In November 2024, Smucker's opened an Uncrustables manufacturing facility in McCalla, Alabama. Around $1.1 billion was invested in the plant. A raspberry variety of Uncrustables was released in 2024.

==Product==
Uncrustables are "pre-made peanut butter and jelly, pocket-like, circular sandwiches" made by The J. M. Smucker Company, according to the Associated Press. The sandwiches are sold frozen and are meant to be defrosted and eaten at room temperature. In 2023, Smucker's launched a variety that lasts for five days in the fridge after thawing, allowing them to appear in convenience-store refrigerators.

According to the Wall Street Journal, they are popular with children but also with adults at work or away from home. Flavors include raspberry, grape, strawberry, and honey, all combined with peanut butter. A variety with only chocolate-flavored hazelnut is also sold. Larger versions of Uncrustables sandwiches are sold in certain markets and contain around 590 calories instead of around 200. The original flavors, grape and strawberry jam, are sold in reduced sugar versions on whole wheat bread.

==Patents==
Patent number 6,004,596 was issued to Smucker's on December 21, 1999, for a "sealed crustless sandwich". Since then, the Uncrustables brand has been involved in several high-profile patent and trademark disputes.

Smucker's began an effort in 2001 to expand its patent to also include manufacturing methods. After the U.S. Patent and Trademark Office denied the request, Smucker's appealed several times. Its bid was rejected in 2005, with patent number 6,004,596 deemed not "novel or non-obvious enough."

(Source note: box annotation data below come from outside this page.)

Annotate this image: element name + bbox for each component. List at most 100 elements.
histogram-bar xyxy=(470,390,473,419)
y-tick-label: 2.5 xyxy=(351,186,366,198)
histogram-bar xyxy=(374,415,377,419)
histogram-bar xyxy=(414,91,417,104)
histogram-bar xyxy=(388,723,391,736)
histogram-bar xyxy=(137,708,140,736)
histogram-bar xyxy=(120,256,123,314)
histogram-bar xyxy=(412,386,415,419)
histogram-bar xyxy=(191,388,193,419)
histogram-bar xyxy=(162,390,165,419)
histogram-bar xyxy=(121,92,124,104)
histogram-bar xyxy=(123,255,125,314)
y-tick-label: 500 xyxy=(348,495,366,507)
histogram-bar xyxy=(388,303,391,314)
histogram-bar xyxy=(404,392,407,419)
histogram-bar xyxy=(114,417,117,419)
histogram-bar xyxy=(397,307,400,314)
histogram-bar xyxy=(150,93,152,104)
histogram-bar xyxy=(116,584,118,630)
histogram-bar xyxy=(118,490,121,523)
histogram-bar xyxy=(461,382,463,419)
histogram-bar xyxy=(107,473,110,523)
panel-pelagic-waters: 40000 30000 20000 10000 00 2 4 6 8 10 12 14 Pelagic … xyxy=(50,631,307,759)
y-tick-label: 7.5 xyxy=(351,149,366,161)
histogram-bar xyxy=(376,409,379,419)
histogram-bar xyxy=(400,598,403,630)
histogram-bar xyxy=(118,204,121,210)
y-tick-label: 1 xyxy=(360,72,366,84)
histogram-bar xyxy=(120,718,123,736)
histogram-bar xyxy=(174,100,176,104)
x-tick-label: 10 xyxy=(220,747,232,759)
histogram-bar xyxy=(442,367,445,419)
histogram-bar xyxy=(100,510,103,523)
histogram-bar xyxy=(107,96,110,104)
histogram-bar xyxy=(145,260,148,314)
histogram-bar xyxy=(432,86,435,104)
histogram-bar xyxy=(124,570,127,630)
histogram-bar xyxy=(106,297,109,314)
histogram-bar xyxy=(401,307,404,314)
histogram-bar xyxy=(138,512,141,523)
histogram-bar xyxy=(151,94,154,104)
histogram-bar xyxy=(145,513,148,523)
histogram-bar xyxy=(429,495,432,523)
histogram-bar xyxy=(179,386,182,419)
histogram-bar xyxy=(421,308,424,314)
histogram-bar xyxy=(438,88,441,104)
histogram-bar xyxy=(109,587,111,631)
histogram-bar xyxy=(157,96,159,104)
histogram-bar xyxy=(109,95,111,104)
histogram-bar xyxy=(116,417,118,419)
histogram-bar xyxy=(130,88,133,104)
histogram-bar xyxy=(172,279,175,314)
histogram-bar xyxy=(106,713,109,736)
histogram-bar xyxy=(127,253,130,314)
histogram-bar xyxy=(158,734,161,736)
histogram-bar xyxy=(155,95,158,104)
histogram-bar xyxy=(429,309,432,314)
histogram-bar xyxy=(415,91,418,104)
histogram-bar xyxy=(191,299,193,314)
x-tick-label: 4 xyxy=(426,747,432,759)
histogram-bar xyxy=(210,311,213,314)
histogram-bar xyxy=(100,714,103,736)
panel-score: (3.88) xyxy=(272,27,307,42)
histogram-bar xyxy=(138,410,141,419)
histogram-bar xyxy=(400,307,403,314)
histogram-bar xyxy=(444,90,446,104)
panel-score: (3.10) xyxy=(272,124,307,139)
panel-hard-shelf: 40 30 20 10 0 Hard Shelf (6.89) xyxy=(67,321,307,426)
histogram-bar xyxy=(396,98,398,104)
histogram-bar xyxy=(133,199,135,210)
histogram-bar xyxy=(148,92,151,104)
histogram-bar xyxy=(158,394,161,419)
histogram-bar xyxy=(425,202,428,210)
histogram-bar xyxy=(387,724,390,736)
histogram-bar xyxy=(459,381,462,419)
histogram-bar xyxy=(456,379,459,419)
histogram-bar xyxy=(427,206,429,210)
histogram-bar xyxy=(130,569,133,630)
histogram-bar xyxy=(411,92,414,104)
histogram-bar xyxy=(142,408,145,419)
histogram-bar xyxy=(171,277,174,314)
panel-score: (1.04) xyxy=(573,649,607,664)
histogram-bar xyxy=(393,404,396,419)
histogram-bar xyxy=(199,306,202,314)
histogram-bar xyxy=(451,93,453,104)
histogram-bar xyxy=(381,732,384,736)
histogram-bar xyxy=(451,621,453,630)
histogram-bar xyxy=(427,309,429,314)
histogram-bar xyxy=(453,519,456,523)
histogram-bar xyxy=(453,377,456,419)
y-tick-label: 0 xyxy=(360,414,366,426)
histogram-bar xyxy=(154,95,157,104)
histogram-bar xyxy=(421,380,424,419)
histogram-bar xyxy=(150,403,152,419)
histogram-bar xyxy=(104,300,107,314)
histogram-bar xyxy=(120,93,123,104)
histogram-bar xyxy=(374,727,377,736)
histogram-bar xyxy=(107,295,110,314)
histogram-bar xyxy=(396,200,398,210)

Smucker's sent a cease and desist letter to Chubby Snacks for trademark infringement in 2020; Chubby Snacks changed the shape of its crimped sandwiches to clouds as a result. In 2022, Smucker's sent a cease and desist letter to Gallant Tiger's PB&J over its advertising of a round peanut butter and jelly sandwich with a bite out of it. The claim was later dropped. Uncrustables in 2025 sued Trader Joe's for alleged trademark infringement.